I rated Lowe well enough to be an AB. Remember we were picking the likes of George Bridge above such players so theres no disputing a lot of bad decisions have been made by those last two coaches. Does a team like the ABs need a finicky winger who you have to adapt and change a lot of your style with to get benefit from? No, not really. But he still would have been a basic improvement on players like even Savea at the tail of his career, Bridge, and could even have converted into the answer of replacing Beauden at the back. Instead we persisted with NMS, Naholo, Havili, Reece, all players we would have cared even less about losing and all because Rieko had Lowe's number 11 jersey nailed down.


He was of course only 23 when he decided to leave, it was back in the beggining of the period they had started retaining players (from 2018 onwards I think, they came out saying theyre going to be more aggressive at some point). So he might, all of them, only just missed out.

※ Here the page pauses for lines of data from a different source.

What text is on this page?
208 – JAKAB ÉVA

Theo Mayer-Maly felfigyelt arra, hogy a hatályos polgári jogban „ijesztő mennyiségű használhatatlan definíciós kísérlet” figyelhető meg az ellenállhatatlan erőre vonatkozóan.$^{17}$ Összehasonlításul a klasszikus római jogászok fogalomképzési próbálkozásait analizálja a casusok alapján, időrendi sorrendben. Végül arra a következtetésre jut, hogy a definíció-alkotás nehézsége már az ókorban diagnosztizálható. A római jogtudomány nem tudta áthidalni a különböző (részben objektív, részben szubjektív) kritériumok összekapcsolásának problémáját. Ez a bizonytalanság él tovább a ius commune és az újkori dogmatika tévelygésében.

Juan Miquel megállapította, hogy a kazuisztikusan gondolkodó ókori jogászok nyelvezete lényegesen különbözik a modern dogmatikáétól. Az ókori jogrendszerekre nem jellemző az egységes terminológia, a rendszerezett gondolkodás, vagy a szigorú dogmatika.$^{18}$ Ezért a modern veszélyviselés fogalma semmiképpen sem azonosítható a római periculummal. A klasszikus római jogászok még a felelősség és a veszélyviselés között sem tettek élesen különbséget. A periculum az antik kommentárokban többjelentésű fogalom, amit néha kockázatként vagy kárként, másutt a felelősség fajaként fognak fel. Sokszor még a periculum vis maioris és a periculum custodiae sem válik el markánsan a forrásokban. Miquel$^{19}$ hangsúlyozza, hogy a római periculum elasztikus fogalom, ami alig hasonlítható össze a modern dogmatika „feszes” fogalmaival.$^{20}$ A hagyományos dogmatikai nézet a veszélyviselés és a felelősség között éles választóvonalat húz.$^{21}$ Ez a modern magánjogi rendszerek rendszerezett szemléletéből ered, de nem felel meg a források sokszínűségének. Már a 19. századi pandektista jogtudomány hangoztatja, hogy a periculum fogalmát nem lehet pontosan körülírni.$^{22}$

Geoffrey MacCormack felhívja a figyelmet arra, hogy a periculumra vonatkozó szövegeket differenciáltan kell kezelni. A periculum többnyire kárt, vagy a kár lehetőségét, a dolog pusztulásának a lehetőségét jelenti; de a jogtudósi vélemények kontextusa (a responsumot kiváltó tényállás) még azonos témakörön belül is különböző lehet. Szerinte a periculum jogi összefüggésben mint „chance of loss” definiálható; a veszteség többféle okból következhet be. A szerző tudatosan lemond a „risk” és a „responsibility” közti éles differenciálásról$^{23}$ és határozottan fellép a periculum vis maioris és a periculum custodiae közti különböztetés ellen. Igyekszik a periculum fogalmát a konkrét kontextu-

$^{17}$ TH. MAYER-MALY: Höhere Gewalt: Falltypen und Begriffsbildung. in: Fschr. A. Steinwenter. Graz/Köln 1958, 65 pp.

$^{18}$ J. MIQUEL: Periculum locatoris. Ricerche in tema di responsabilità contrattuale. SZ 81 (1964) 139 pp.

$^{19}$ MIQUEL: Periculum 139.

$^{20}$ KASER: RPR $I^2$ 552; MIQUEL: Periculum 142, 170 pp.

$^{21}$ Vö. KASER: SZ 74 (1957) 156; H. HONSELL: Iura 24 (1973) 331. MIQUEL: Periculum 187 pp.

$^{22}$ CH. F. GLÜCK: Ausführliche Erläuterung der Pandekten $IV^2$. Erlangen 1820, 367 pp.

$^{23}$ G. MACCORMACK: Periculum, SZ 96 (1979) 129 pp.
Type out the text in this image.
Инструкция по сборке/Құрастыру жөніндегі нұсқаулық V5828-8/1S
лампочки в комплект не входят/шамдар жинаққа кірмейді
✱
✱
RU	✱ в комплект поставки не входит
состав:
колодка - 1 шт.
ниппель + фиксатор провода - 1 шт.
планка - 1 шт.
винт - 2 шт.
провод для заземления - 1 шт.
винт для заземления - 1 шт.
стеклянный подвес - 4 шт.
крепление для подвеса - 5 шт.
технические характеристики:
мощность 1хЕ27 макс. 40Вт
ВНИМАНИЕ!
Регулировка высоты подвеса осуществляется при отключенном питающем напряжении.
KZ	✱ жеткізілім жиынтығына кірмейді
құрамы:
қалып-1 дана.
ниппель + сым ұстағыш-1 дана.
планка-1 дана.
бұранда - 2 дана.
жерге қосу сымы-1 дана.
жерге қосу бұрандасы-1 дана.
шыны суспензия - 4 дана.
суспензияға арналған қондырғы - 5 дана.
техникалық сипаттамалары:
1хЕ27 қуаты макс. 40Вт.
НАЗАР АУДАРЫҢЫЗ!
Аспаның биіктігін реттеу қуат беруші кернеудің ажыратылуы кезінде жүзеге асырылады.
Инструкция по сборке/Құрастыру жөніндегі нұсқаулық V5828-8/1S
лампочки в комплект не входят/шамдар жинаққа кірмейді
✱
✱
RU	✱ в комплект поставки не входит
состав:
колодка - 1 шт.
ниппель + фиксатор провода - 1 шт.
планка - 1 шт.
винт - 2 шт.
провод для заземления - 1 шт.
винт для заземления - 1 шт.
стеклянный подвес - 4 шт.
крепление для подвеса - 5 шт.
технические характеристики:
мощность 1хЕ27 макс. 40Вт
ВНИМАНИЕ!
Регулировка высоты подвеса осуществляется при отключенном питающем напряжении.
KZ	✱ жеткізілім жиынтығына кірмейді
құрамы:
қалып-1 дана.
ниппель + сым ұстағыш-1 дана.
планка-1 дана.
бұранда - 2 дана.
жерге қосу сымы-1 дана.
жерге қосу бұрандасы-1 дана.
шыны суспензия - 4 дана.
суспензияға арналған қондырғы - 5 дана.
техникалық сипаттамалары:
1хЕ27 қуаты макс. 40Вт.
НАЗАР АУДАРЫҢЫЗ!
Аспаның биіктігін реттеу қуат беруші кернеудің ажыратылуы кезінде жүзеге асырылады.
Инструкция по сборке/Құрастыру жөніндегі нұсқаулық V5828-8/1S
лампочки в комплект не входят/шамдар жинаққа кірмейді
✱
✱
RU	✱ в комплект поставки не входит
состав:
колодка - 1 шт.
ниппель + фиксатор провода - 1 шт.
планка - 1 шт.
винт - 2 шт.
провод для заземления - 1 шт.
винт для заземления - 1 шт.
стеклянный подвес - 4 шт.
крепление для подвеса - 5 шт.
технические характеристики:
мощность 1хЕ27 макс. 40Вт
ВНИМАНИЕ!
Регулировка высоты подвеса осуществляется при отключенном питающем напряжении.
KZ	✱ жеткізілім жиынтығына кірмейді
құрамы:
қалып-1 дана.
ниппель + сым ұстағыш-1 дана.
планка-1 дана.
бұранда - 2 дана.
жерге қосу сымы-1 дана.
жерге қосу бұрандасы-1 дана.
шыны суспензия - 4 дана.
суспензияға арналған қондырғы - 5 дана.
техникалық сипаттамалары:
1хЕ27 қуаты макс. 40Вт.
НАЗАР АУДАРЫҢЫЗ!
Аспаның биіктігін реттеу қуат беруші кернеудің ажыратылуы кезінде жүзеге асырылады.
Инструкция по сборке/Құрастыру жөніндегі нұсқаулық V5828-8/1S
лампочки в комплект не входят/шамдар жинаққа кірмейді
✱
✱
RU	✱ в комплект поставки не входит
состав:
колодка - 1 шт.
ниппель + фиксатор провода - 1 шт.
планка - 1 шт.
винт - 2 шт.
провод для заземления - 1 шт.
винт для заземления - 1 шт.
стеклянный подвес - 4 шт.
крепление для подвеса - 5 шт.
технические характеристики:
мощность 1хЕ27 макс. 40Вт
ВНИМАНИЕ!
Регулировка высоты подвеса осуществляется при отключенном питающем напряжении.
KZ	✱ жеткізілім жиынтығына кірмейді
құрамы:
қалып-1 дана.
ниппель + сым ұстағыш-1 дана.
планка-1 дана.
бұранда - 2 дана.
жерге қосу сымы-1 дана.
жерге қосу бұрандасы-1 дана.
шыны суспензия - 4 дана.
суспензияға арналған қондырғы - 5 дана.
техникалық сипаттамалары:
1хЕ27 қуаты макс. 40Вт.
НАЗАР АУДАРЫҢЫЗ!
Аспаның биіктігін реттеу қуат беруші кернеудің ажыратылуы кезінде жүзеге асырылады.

The main point that Ed made is that situations like Lowe's, Aki's, JGP's, aren't going to happen in future. That's a bit of a "NZ" only problem, because those players need to reach such a high standard to be chosen by the All Blacks, were as a country like Ireland wants them a lot earlier like that. This is basically the 'ready in 3 years' concept Ireland relied on, versus the '5 years and they've left' concept' were that player is now ready to be chosen by the All Blacks (given a contract to play Super, ala SBW, and hopefully Manu).


The 'mercenary' thing that will take longer to expire, and which I was referring to, is the grandparents rule. The new kids coming through now aren't going to have as many gp born overseas, so the amount of players that can leave with a prospect of International rugby offer are going to drop dramatically at some point. All these kiwi fellas playing for a PI, is going to stop sadly.


The new era problem that will replace those old concerns is now French and Japanese clubs (doing the same as NRL teams have done for decades by) picking kids out of school. The problem here is not so much a national identity one, than it is a farm system where 9 in 10 players are left with nothing. A stunted education and no support in a foreign country (well they'll get kicked out of those countries were they don't in Australia).


It's the same sort of situation were NZ would be the big guy, but there weren't many downsides with it. The only one I can think was brought up but a poster on this site, I can't recall who it was, but he seemed to know a lot of kids coming from the Islands weren't really given the capability to fly back home during school xms holidays etc. That is probably something that should be fixed by the union. Otherwise getting someone like Fakatava over here for his last year of school definitely results in NZ being able to pick the cherries off the top but it also allows that player to develop and be able to represent Tonga and under age and possibly even later in his career. Where as a kid being taken from NZ is arguably going to be worse off in every respect other than perhaps money. Not going to develop as a person, not going to develop as a player as much, so I have a lotof sympathy for NZs case that I don't include them in that group but I certainly see where you're coming from and it encourages other countries to think they can do the same while not realising they're making a much worse experience/situation.